Anyway, these are the five components that make up the definition of BDSM. We are going to break these down so you know what each of them means.
- Bondage
- Discipline
- Dominance
- Submission
- Masochism (sometimes called sadomasochism)
The Definition of BDSM
BDSM can mean something different to everybody. However, it pretty much always boils down to having a dominant partner and a submissive partner. With BDSM, the dominant partner sets the rules and the sub need to obey them. Pretty simple.
BDSM play will normally throw in some restraints and pain play too.
BDSM isn’t just related to sex
Before we dive into all the various components that make up BDSM, we have one final thing to point out.
This is the fact that while BDSM is often used in relation to sex, BDSM doesn’t always have to lead to sex. BDSM is all about powerplay and submission. People can use BDSM in their day-to-day life with a consenting partner without the expectation that there is going to be sex.
Bondage
When most people think of BDSM, they think of the bondage part.
They think about people tied up. They imagine people wearing handcuffs, etc.
Bondage is actually a key part of BDSM. The whole idea behind BDSM is that you have a dominant and a submissive partner. You can’t get much more submissive than being tied up and being completely unable to move, right?
Discipline
When you engage in BDSM, there will be a set of rules that you and your partner need to follow. Although, of course, you are free to come up with your own rules.
This is where BDSM can creep into your everyday life.
The ‘discipline’ part requires the dominant partner to give the submissive partner a list of rules that they need to follow. These could be related to sex or, with consent, something outside of the bedroom. The dominant partner will also tell the sub what their punishment should be should they break any of these rules. These punishments will probably be bondage or pain, both core parts of BDSM.
A lot of the time with BDSM, there will be a bit of roleplay involved. You don’t have to be yourself during BDSM. You just need one role that would be in control of another e.g. a teacher and a student.
Dominance
We have a second D here!
When you have a BDSM relationship, one partner is going to be the dominant one. They are going to be the ones that are setting the rules. They are going to be the ones that are carrying out the punishment.
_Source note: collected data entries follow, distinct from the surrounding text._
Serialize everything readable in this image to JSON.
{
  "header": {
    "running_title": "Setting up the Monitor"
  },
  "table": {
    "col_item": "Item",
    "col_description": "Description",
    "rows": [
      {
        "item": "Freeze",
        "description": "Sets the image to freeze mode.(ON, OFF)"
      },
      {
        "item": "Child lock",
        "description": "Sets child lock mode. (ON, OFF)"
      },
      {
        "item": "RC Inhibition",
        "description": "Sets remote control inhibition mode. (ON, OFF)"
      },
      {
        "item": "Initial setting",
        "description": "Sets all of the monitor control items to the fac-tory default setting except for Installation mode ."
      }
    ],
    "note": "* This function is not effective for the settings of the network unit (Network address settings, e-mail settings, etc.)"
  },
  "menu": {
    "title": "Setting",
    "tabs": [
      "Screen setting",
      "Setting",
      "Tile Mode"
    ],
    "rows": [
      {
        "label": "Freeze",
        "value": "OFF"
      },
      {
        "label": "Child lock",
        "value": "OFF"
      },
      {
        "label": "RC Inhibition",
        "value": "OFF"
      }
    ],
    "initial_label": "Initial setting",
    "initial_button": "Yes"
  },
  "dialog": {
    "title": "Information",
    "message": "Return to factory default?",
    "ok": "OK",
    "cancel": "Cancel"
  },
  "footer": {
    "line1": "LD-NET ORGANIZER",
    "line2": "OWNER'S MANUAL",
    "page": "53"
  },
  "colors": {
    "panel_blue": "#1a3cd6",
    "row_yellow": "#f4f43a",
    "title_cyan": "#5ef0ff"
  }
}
Generally speaking, the roles never switch. We know that there are some people that engage in BDSM that like to play the sub and dom, and just flick between the two. However, a lot of people don’t really see that as real BDSM. They believe that real BDSM has those clearly defined roles that you never deviate from.
Submission
The submission side means that you have one partner that is willing to listen to the dominant one and bow to their every wish.
We should probably point out right now that BDSM relationships, at least proper ones, are still going to give the sub a level of control. They will often have agreed on safe words and limits with the dominant partner. This way the sub is never pushed to do things that they don’t want to do.
Masochism
Technically, the final component is sadomasochism. However, since that wouldn’t fit in with the whole BDSM acronym, most people just say masochism.
When you are a masochist, you get a sense of pleasure from having pain inflicted upon you. When you are a sadist, you get pleasure from inflicting pain upon another person.
It is this part of BDSM where people really differ. Obviously, everybody has their own pain threshold. However, each couple will likely have their own idea about how to inflict and receive that pain. Some may love a bit of whipping action. Others like to drive their partner to the brink of orgasm and just…stopping. Just to torture them a little bit. It is up to the couple to set the rules.
Conclusion
BDSM can mean different things to different people. However, at its heart, it is always about power play. Restraint and pain is added into the mix. However, the level of those can differ between couples. Some couples may not even use pain at all.
BDSM is one of the most popular types of fetish there is. If you are interested in BDSM, why not bring it up with your partner? Surveys suggest that they probably may be thinking about it just as much as you are.